AmboinaHukum & KriminalMalukuMaluku TenggaraPolitik

Dua Oknum Terduga Pelaku Penikaman Ketua Golkar Malra Diamankan Polisi

potretmaluku.id – Baru berselang dua jam setelah insiden penikaman terhadap Ketua DPD II Partai Golkar Kabupaten Maluku Tenggara (Malra), Nus Rumatora alias Nus Kei, aparat kepolisian Polres Malra langsung berhasil mengamankan dua oknum terduga pelaku.
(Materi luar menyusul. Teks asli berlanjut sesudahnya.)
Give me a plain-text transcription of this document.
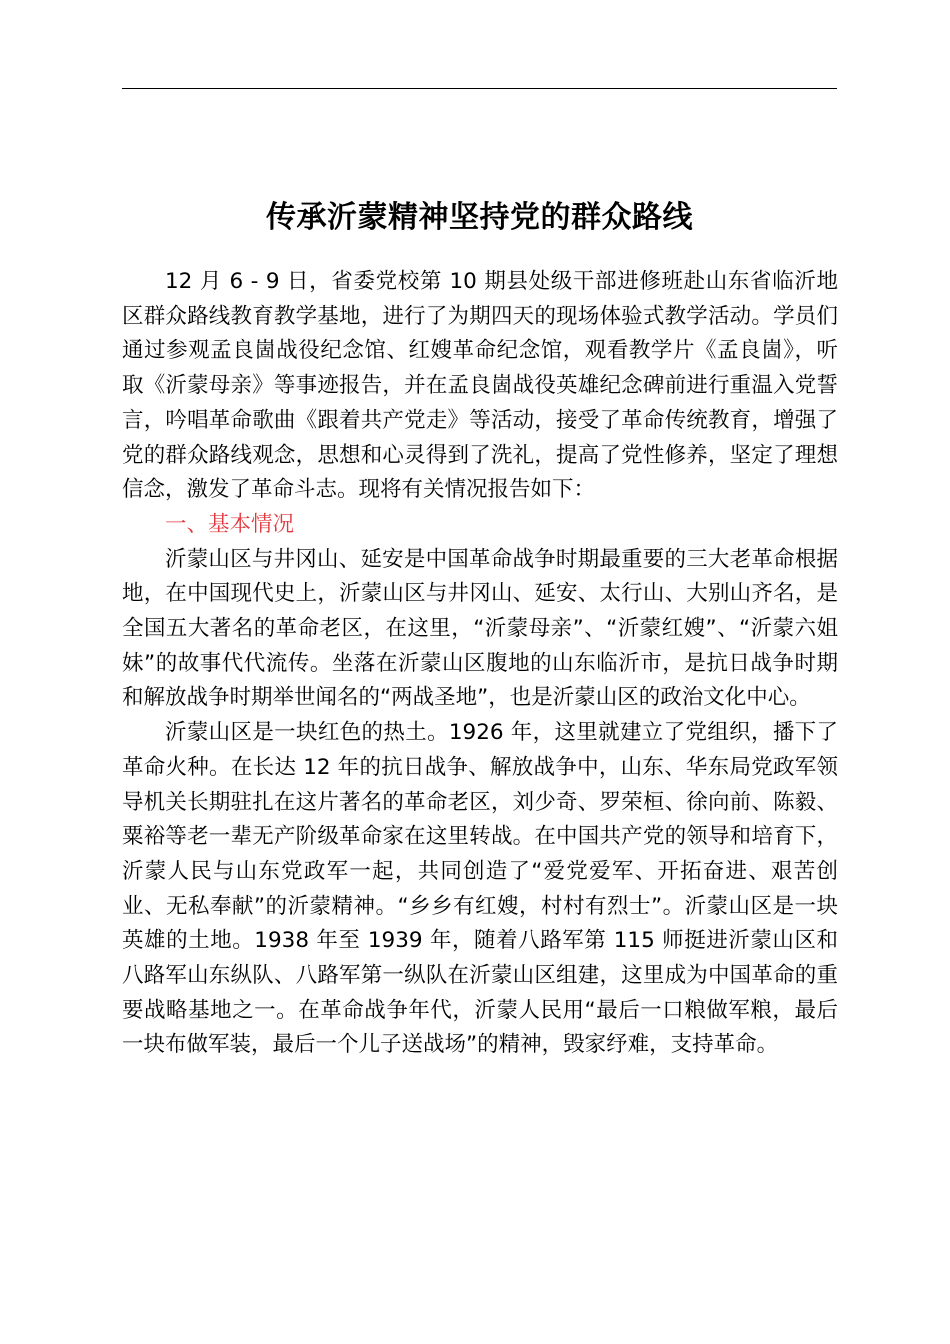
传承沂蒙精神坚持党的群众路线

12 月 6 - 9 日，省委党校第 10 期县处级干部进修班赴山东省临沂地区群众路线教育教学基地，进行了为期四天的现场体验式教学活动。学员们通过参观孟良崮战役纪念馆、红嫂革命纪念馆，观看教学片《孟良崮》，听取《沂蒙母亲》等事迹报告，并在孟良崮战役英雄纪念碑前进行重温入党誓言，吟唱革命歌曲《跟着共产党走》等活动，接受了革命传统教育，增强了党的群众路线观念，思想和心灵得到了洗礼，提高了党性修养，坚定了理想信念，激发了革命斗志。现将有关情况报告如下：

一、基本情况

沂蒙山区与井冈山、延安是中国革命战争时期最重要的三大老革命根据地，在中国现代史上，沂蒙山区与井冈山、延安、太行山、大别山齐名，是全国五大著名的革命老区，在这里，“沂蒙母亲”、“沂蒙红嫂”、“沂蒙六姐妹”的故事代代流传。坐落在沂蒙山区腹地的山东临沂市，是抗日战争时期和解放战争时期举世闻名的“两战圣地”，也是沂蒙山区的政治文化中心。

沂蒙山区是一块红色的热土。1926 年，这里就建立了党组织，播下了革命火种。在长达 12 年的抗日战争、解放战争中，山东、华东局党政军领导机关长期驻扎在这片著名的革命老区，刘少奇、罗荣桓、徐向前、陈毅、粟裕等老一辈无产阶级革命家在这里转战。在中国共产党的领导和培育下，沂蒙人民与山东党政军一起，共同创造了“爱党爱军、开拓奋进、艰苦创业、无私奉献”的沂蒙精神。“乡乡有红嫂，村村有烈士”。沂蒙山区是一块英雄的土地。1938 年至 1939 年，随着八路军第 115 师挺进沂蒙山区和八路军山东纵队、八路军第一纵队在沂蒙山区组建，这里成为中国革命的重要战略基地之一。在革命战争年代，沂蒙人民用“最后一口粮做军粮，最后一块布做军装，最后一个儿子送战场”的精神，毁家纾难，支持革命。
Peristiwa tragis itu terjadi sekitar pukul 11.25 WIT, di area pintu keluar Bandara Karel Sadsuitubun, Kecamatan Kei Kecil, Kabupaten Maluku Tenggara, Minggu (19/4/2026). Saat itu, korban baru saja tiba dari Jakarta dengan pesawat. Kemudian diserang oleh orang tidak dikenal (OTK) dengan menggunakan senjata tajam.

Kabid Humas Polda Maluku, Kombes Pol. Rositah Umasugi kepada wartawna membenarkan kejadian tersebut. Dia menjelaskan, penyerangan terjadi secara tiba-tiba saat korban berjalan menuju pintu keluar bandara.

“Pelaku mendekati korban dan langsung melakukan penikaman menggunakan sebilah pisau. Setelah itu pelaku melarikan diri dari lokasi kejadian,” jelas Rositah.

Korban yang mengalami luka serius sempat dilarikan oleh pihak keluarga ke RS Karel Sadsuitubun sekitar pukul 12.00 WIT. Namun, nyawa korban tidak dapat diselamatkan dan dinyatakan meninggal dunia oleh tim medis.

Menindaklanjuti kejadian tersebut, aparat kepolisian yang dipimpin Kapolres Malra AKBP Rian Suhendi langsung melakukan olah tempat kejadian perkara (TKP), pengumpulan keterangan saksi, serta pengejaran terhadap terduga pelaku.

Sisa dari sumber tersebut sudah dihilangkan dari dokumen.